All of which seems to have left Poe more morose than ever. As his biographer Hervey Allen writes, “like all his great dreams, he preferred to have [them] remain where they could be perfect, i.e, in the realms of the imagination.” He had come to the wrong place—a city where men of a more pragmatic nature were hoping to immediately realize their dreams concerning an election for the U.S. Congress and the Maryland state legislature.

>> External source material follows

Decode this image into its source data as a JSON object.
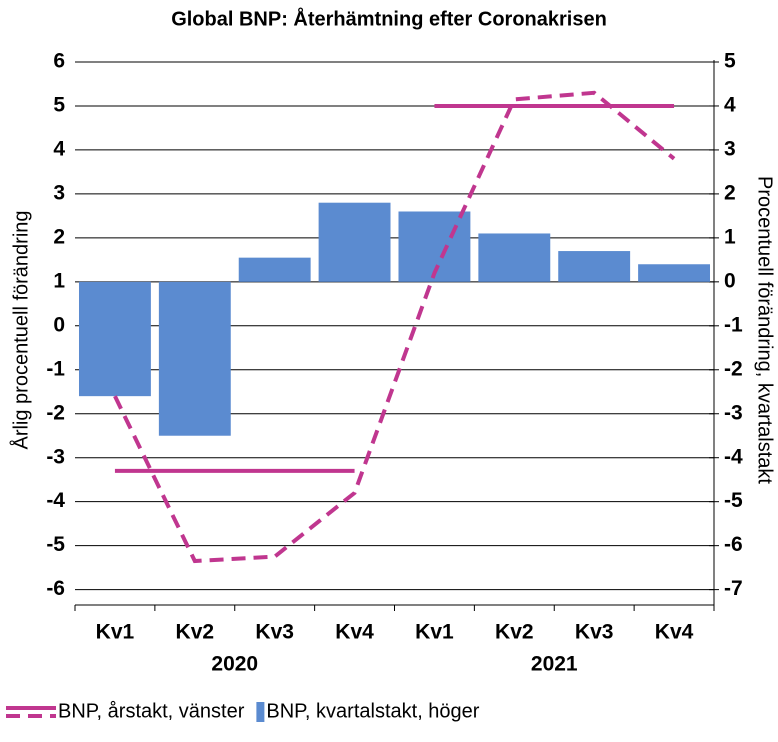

Baltimore at the time had as rowdy and lawless a political culture as any place in America at the time, and while no one knows for sure just what happened, many have speculated that Poe—already a few sheets to the wind—wandered into the vicinity of the Whig Fourth Ward Club.

The club was located in a fire station—volunteer fire companies then commonly serving at the time as the nucleus of political organizations. This particular engine house seems to have served as a Whig “coop”; that is, a place where men were lured or dragooned by the fire laddies. There they were held for days at a time—with the aid of drugs and liquor—until they could be voted as repeaters.

This particular coop was estimated at the time to have held 130-140 electoral pigeons. We cannot be sure that Poe was among them but, as a slight man, in poor health and easily overmatched by the drink, he would have been easy pickings. All we know for sure is that Poe was found on election day, October 3rd, in a nearby tavern that also served as a polling place, all but unable to move from his chair and “surrounded by ruffians.” Attempts to find out from the poet himself what had happened were useless. When discovered by an old friend he was incoherent and all but immobilized, his body unwashed and his whole appearance disheveled. He may even have been robbed of his original clothes. Poe was rushed to a nearby hospital, but only intermittently regained consciousness and reason. Tormented by dreams, visions, and possibly delirium tremens, he passed away early in the morning of Sunday, October 7, 1849. The inventor of the murder mystery had left a dandy mystery of his own demise—though most clues pointed to Baltimore’s firemen.

Well, all right—maybe that’s a little too much election-day fun. But marauding fire companies, the practice of drugging voters with whiskey, and even the Whigs have long since followed Edgar Allan Poe to their reward. This means you no longer have any excuse not to get down to your local polling place and vote, even if you do need to stop for a drink afterwards.